7.       Streichung der Sonderzuständigkeit bei Dauerpflegeverhältnissen

          (Artikel 2, Nr. 23 und 25: § 86 Abs. 6, § 89a SGB VIII)

 

          Diese Regelung sollte zu Einsparungen führen, was bei uns leider nicht in größerem Umfang feststellbar ist. Zusammen mit dem Kreisrechnungsprüfungsamt prüfen wir derzeit eine Sonderregelung mit der Stadt Würzburg, die jetzt nicht mehr gesetzeskonform wäre und für uns Fallzuständigkeiten im sozialpädagogischen Bereich nach sich ziehen könnten (ca. 0,5 VZÄ-Personalmehrung im PKD).

 

8.       Erweiterung der Kinder- und Jugendhilfestatistik

          (Artikel 2, Nr. 26 bis 28: §§ 98 ff.
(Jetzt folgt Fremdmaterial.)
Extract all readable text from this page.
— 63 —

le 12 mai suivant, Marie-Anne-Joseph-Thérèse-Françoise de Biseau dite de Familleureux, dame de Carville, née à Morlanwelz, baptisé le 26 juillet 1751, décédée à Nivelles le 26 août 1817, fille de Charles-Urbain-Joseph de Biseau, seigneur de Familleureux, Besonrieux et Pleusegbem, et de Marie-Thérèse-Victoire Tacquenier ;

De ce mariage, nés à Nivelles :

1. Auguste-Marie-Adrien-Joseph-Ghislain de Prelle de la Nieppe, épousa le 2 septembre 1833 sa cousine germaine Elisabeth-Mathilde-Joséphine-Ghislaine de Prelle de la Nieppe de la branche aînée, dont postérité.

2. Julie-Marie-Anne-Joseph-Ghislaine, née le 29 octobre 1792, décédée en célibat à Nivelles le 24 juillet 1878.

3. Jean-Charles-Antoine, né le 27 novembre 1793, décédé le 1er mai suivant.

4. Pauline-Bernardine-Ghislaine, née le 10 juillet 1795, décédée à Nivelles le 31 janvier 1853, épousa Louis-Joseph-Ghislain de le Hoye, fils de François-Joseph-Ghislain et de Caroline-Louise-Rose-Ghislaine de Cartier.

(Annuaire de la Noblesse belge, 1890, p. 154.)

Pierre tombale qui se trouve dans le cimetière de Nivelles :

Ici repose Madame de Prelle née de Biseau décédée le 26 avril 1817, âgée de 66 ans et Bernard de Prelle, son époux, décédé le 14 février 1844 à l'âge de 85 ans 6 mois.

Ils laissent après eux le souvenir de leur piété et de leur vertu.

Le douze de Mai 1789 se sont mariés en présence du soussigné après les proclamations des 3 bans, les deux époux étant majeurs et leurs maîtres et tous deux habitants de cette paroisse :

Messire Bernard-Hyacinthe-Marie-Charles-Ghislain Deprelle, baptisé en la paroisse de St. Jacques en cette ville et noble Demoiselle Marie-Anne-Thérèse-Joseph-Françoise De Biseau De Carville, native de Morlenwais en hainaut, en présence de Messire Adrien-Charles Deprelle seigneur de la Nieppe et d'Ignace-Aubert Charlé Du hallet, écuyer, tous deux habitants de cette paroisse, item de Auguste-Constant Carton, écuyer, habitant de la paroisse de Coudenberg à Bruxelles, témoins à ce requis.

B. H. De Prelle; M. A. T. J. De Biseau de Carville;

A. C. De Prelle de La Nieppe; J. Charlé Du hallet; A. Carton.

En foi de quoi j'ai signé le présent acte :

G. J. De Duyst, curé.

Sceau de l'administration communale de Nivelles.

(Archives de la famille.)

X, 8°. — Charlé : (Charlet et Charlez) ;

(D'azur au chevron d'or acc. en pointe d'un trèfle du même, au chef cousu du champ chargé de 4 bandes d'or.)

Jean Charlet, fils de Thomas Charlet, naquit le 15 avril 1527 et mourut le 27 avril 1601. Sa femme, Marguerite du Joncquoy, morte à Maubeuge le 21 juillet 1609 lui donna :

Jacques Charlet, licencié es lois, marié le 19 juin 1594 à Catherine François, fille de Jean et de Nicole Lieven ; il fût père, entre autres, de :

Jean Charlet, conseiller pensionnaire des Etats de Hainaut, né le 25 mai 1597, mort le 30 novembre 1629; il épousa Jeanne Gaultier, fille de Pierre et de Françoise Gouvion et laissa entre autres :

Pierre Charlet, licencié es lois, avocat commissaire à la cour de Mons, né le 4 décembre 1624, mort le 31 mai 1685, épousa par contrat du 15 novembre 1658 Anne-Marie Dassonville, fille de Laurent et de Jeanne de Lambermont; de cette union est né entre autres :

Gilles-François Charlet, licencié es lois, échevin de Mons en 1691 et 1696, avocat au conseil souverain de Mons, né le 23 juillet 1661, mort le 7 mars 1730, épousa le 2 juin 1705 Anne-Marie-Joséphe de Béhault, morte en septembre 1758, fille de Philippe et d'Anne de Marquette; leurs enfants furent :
SGB VIII)

 

          Die Erweiterung der Kinder- und Jugendhilfestatistik hat zu einer erhöhten Aufgabenmehrung im Bereich der Fachbereiche 31a und 31b geführt.

 

Debatte:

 

Herr Sozialrat Hermann Gabel trägt in Auszügen die bereits in der ausführlichen Vorlage dargelegten Sachverhalte vor.

 

Zu Punkt 4., Ausbau der Frühen Hilfen im Rahmen der Jugendhilfe, erwähnt er, dass die Koordinierende Kinderschutzstelle im Landkreis Würzburg (Soll: 1,5 VZÄ, Ist: 1,0 VZÄ) zum 01.02.2017 wieder vollumfänglich mit 1,5 VZÄ besetzt werden soll.

 

Zu Punkt 6., Qualitätsentwicklung und -sicherung, führte Herr Gabel aus, dass immer noch Bayerische Richtlinien zum landesweiten Vollzug fehlen.

 

Zu Punkt 5, Prüfung der Eignung ehrenamtlich tätiger Personen, trug die Geschäftsführerin des Kreisjugendrings Würzburg, Frau Judith Zellhöfer, eine Online-Umfrage anhand der beigefügten Power-Point-Präsentation vor. Die Ergebnisse sind dort nachzulesen.